Il aura beau faire, — se disait-il intérieurement, — il ne m’empêchera pas d’aimer Petrowna, et je veux qu’il me serve à me la faire épouser !

Peut-être, de son côté, Diogène, mécontent de lui, ce jour-là, se disait-il :

— Voilà un néophyte difficile à conquérir. Mais il ne me résistera pas toujours. J’en ferai peut-être l’amant de Petrowna ; mais je jure bien qu’il ne l’épousera jamais.

Quand, après une longue conversation, Diogène reconduisit ses hôtes jusqu’au péristyle de sa maison, il dit gravement à Constantin :

— Voulez-vous m’aider à compléter le dossier de Petrowna ?

— Comment ?

— J’ai la description de toute sa personne, moins celle de son pied. C’est là une lacune formidable. Le pied en dit plus que la main. Les chinois ont raison de vouloir rendre leurs femmes fidèles, en leur mutilant les pieds. Jusqu’ici, malgré toutes nos ruses, il n’a été possible à aucun de nous de voir le pied de Petrowna.
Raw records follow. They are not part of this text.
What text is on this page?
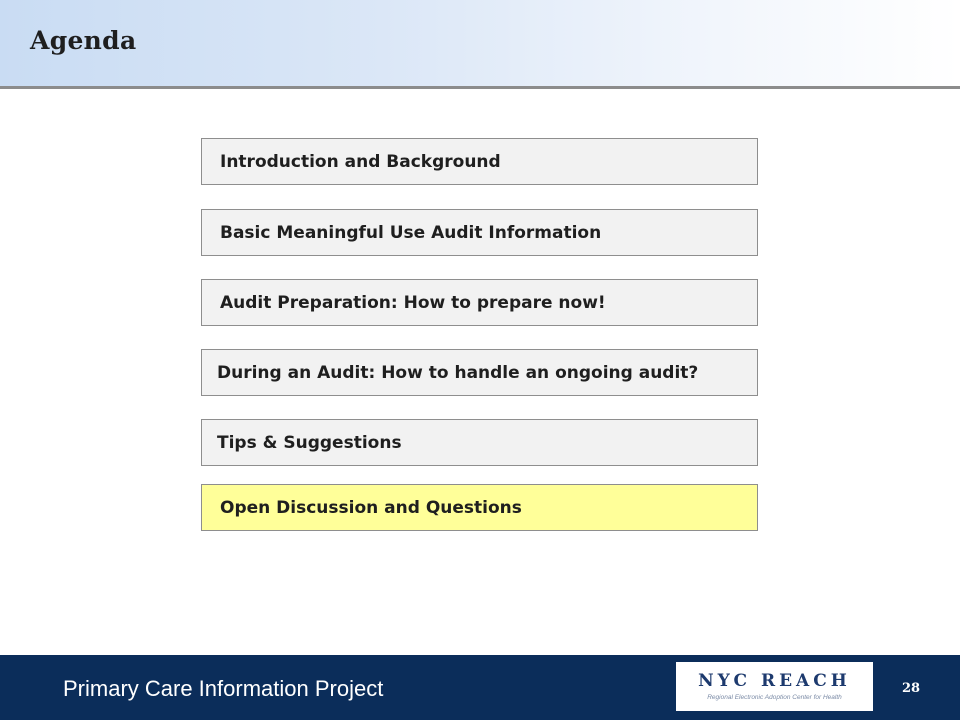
Agenda
Introduction and Background
Basic Meaningful Use Audit Information
Audit Preparation: How to prepare now!
During an Audit: How to handle an ongoing audit?
Tips & Suggestions
Open Discussion and Questions
Primary Care Information Project	NYC REACH
Regional Electronic Adoption Center for Health
28
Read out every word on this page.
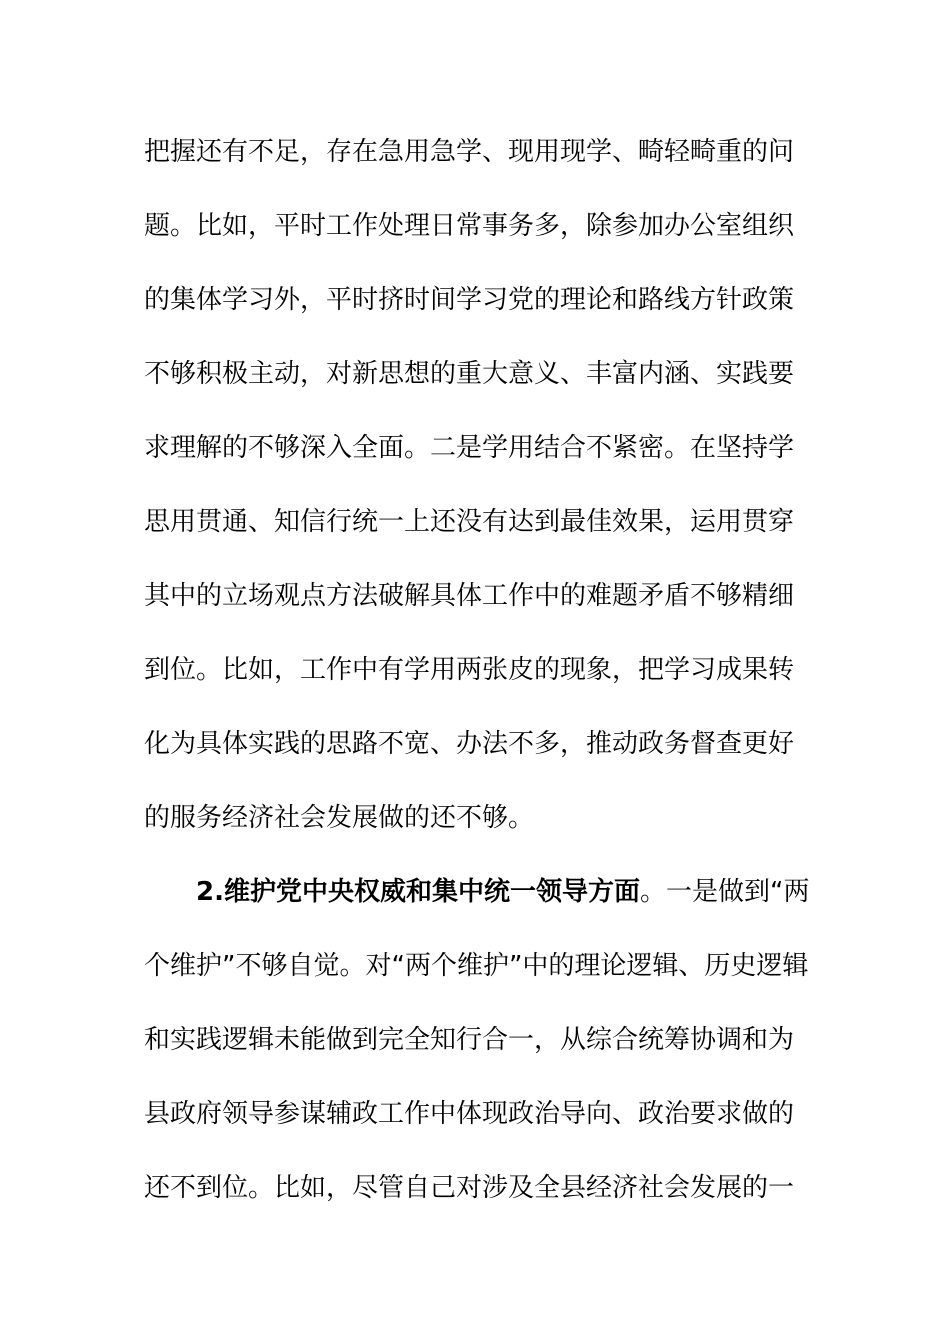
把握还有不足，存在急用急学、现用现学、畸轻畸重的问
题。比如，平时工作处理日常事务多，除参加办公室组织
的集体学习外，平时挤时间学习党的理论和路线方针政策
不够积极主动，对新思想的重大意义、丰富内涵、实践要
求理解的不够深入全面。二是学用结合不紧密。在坚持学
思用贯通、知信行统一上还没有达到最佳效果，运用贯穿
其中的立场观点方法破解具体工作中的难题矛盾不够精细
到位。比如，工作中有学用两张皮的现象，把学习成果转
化为具体实践的思路不宽、办法不多，推动政务督查更好
的服务经济社会发展做的还不够。
2.维护党中央权威和集中统一领导方面。一是做到“两
个维护”不够自觉。对“两个维护”中的理论逻辑、历史逻辑
和实践逻辑未能做到完全知行合一，从综合统筹协调和为
县政府领导参谋辅政工作中体现政治导向、政治要求做的
还不到位。比如，尽管自己对涉及全县经济社会发展的一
Tâchez d’être plus heureux. Je pourrais vous demander de découvrir les sources du Nil ; ce serait plus facile. Prenez-y-garde ! Petrowna est fille à défendre son pied jusqu’à la dernière extrémité.

Constantin accepta comme une plaisanterie la recommandation de Diogène, et le quitta avec l’agacement nerveux d’un homme qui sort d’une mystification, mais qui veut s’y prêter encore pour ne pas paraître susceptible.